Well, I don’t know you and I don’t have any details about your marriage, but I’ll do my best. And please remember: I’ve never been married, so I’m speaking mostly from what I’ve learned via my scripture, married friends, and books. Maybe the amount of books I’ve consumed on the topic will somehow bridge the gap between ignorance and information. You asked for it…
1. Pray for your husband. As often as possible.
I’ve already written about The Power of a Praying Wife, and I still use it as a daily prayer guide. I recommend buying it, breaking it in, and using it for the rest of your life.
2. Find the right place on the Speak Up / Shut Up Continuum.
This is a followup to the first point. My mentor advised me “Most of your complaints about your husband can be solved by keeping your mouth shut to him and open to God.” Not that there’s not a time to speak up—just pray about it first. Proverbs repeatedly warns men against marrying a quarrelsome or contentious woman. It says that she is like a constant dripping. We call it nagging. If you have a tendency to nag your husband, remember that it’s turning you into the person Proverbs talks about – and it says it’s better to live on the corner of a roof than in a house with that kind of woman. Uh oh.
3. Don’t just misplace your complaints – eliminate them.
When you stop nagging your husband, don’t transfer that over to your girlfriends. Or your mother. And refrain from putting him down in front of his friends. I know it must be a struggle, but that kind of talk (even when offered as a “prayer request”) only serves to emasculate and disrespect your husband. It destroys the intimacy of marriage and steals his trust in you. Build him up at every turn—in public and in private—and reject the temptation to tear him down. Always.
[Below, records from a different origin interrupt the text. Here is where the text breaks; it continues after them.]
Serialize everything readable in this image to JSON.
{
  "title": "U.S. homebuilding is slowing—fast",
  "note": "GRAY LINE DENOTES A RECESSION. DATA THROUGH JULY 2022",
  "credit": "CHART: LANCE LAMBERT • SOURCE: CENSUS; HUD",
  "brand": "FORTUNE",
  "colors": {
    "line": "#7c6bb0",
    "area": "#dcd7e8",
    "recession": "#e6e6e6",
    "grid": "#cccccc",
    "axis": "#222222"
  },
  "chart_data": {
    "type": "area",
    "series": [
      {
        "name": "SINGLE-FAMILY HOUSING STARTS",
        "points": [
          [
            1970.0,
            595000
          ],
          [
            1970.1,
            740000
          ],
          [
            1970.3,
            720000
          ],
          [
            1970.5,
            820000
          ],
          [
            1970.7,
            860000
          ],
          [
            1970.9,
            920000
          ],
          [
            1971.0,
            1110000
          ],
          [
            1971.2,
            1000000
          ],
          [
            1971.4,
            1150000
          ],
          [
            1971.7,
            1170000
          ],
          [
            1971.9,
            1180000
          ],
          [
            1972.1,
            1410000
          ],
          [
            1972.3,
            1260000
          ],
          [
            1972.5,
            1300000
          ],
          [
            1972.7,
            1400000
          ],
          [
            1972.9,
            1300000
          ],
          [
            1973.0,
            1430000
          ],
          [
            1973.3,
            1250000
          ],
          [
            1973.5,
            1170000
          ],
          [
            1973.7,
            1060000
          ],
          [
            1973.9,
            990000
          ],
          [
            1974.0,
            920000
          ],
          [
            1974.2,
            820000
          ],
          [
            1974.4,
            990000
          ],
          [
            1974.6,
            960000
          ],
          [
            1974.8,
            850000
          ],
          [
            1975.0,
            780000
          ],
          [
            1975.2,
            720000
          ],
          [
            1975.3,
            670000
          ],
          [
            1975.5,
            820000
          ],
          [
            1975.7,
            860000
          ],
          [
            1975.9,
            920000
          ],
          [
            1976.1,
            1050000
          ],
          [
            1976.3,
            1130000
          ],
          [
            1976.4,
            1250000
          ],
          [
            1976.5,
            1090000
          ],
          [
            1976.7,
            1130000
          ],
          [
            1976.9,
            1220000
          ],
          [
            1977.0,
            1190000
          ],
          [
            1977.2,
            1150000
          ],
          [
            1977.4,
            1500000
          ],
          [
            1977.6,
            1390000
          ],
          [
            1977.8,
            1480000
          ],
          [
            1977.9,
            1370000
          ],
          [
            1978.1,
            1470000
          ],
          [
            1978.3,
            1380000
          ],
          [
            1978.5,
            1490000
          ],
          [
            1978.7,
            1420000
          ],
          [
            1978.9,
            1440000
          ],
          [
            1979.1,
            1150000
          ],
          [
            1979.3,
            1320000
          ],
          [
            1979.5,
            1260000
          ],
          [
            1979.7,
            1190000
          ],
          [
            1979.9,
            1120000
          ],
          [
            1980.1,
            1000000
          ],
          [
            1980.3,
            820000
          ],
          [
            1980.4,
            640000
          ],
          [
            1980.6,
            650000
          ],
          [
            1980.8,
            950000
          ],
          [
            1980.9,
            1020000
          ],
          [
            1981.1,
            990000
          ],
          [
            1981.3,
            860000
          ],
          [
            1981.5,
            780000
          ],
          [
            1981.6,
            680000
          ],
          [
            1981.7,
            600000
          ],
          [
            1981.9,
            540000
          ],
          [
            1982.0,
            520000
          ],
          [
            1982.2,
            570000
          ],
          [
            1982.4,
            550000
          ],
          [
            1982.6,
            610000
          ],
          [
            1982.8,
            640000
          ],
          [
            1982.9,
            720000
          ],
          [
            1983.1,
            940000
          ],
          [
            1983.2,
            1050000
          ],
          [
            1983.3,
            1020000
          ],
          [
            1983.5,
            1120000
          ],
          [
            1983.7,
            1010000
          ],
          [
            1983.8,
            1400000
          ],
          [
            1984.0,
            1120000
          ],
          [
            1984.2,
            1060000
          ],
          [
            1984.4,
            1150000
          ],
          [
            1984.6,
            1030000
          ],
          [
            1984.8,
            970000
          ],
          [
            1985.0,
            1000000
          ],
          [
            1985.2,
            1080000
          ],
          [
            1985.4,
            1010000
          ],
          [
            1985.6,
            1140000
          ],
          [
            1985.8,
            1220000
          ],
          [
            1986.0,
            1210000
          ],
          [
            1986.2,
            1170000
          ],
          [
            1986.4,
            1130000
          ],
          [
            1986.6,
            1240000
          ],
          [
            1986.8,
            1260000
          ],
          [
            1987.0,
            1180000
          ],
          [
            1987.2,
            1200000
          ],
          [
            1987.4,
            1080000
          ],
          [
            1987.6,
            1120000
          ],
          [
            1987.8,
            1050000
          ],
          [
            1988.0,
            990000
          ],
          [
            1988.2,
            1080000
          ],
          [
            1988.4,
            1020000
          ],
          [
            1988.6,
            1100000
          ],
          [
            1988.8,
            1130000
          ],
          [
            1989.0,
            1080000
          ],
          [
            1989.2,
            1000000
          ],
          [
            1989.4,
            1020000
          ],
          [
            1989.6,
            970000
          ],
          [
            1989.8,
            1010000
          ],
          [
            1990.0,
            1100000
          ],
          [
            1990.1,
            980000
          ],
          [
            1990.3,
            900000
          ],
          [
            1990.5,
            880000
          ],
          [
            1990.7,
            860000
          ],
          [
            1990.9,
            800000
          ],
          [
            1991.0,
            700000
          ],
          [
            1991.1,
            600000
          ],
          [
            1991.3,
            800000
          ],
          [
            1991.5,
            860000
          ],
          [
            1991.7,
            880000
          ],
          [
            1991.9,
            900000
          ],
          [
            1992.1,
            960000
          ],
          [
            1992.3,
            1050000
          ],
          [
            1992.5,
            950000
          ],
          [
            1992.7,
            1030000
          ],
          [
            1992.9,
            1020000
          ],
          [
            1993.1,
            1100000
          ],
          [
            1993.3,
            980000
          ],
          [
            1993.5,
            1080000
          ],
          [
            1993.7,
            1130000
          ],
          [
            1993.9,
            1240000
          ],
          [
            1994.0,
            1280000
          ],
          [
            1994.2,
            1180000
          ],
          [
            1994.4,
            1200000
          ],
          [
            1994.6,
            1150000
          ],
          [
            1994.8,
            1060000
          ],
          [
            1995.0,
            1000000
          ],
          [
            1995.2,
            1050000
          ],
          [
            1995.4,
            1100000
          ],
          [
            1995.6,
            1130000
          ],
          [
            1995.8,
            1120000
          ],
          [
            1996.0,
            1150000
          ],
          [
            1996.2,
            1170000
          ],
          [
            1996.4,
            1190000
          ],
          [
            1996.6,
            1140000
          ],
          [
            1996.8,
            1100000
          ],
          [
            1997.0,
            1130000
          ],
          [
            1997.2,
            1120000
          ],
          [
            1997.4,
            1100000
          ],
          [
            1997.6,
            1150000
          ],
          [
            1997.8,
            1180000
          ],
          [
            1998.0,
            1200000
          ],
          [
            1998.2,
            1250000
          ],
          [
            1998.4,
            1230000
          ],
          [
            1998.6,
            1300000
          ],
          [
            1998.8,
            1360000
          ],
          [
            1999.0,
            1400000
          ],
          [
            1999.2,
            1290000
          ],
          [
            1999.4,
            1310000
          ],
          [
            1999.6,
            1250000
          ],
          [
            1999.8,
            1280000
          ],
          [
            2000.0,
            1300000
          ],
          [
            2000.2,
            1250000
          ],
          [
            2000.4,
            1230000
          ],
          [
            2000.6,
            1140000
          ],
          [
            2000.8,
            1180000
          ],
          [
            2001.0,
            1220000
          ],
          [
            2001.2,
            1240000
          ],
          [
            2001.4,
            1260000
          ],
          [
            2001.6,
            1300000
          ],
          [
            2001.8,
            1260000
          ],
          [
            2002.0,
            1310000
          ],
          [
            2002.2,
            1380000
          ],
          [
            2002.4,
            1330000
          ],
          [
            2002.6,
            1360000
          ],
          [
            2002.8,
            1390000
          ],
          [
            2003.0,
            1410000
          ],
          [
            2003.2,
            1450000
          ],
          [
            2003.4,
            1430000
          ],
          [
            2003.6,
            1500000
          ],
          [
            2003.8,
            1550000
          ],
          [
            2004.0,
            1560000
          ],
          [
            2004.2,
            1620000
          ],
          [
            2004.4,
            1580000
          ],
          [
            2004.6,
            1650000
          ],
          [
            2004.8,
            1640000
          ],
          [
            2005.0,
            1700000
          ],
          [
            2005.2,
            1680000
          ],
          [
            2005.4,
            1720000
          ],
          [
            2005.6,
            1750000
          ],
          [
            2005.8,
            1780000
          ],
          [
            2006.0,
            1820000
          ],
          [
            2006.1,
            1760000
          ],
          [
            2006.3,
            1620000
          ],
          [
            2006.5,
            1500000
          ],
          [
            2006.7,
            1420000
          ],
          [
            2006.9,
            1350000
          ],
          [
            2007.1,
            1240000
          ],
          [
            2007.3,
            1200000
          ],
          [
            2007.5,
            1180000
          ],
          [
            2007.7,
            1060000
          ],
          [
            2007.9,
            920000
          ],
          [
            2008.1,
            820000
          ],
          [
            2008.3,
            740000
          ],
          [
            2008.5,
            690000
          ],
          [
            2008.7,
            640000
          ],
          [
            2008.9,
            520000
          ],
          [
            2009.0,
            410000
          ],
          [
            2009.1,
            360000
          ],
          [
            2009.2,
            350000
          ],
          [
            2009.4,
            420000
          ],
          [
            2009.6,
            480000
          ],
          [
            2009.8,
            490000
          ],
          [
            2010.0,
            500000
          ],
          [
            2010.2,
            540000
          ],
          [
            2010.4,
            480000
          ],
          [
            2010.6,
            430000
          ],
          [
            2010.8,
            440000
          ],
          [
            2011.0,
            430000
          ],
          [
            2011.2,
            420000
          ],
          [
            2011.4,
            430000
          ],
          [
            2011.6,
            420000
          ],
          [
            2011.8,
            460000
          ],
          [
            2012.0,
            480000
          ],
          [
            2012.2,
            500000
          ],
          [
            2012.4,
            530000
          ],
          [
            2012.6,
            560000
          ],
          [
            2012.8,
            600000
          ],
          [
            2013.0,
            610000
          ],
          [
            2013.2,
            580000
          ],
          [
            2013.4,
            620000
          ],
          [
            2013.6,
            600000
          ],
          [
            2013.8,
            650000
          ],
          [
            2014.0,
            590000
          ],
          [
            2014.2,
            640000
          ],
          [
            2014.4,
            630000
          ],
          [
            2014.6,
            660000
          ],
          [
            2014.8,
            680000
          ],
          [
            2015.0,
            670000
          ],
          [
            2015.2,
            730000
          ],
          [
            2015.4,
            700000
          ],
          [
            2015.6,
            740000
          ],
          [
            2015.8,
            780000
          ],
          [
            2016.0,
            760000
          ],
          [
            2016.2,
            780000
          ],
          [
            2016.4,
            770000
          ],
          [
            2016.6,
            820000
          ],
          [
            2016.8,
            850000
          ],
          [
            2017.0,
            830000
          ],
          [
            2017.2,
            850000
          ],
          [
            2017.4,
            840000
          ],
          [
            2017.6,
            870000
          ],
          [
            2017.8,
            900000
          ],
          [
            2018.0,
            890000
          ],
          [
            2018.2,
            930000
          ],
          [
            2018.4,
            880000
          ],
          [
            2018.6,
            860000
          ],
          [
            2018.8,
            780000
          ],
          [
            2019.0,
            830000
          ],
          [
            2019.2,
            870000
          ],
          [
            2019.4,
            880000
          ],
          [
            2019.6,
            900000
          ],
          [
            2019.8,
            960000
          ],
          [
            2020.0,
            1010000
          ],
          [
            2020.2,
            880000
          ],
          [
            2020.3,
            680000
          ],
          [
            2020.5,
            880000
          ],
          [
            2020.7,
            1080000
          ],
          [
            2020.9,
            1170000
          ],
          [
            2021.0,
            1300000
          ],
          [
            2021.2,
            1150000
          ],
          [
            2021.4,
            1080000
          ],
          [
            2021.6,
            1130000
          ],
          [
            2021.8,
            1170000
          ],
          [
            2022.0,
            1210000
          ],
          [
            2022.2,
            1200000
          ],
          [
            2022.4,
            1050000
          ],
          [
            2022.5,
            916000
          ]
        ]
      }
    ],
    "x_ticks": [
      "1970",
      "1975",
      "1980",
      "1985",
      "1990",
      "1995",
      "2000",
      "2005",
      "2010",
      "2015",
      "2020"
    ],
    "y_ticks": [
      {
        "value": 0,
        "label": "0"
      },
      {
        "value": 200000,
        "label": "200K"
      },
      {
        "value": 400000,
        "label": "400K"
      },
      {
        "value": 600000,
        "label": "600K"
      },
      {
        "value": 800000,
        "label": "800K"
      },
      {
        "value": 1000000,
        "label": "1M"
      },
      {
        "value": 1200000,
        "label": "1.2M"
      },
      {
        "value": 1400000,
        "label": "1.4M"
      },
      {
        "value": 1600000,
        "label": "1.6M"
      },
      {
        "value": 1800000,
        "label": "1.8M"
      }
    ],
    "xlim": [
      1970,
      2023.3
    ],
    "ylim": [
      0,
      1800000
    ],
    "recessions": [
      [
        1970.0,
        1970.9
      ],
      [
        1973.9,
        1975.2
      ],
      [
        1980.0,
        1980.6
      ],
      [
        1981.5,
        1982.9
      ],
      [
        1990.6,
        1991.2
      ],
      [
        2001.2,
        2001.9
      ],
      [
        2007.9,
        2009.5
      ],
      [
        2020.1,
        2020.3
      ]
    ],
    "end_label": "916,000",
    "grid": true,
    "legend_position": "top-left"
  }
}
4. Work on your appearance.
It’s a big deal. You are the person God has given him to fulfill all his needs for feminine beauty. You are the one he chose. Plus, you deserve to take care of yourself. Prioritize it.
5. Have a lot of sex with him.
No, really. Initiate it. Revel in it. Initiate it again. Maybe you feel like he’s been neglecting you or that he never pays attention to your needs. Meet his anyway. And I suspect (it's all I can do, really) that it will have a way of warming up the fires of your relationship, not just your bedroom. Stormie Omartian puts it this way, “Something is built up in the man and the marriage when this need is met by his wife. Something is diminished when it is not. You leave yourselves open for temptation and far more destruction that you can imagine when this area of intimate communication is neglected… there is no excuse not to engage in it regularly.”
And with that, I’m done. Do any of you married people (men or women) have any other advice to add to this? Also, please correct me on anything I'm wrong about!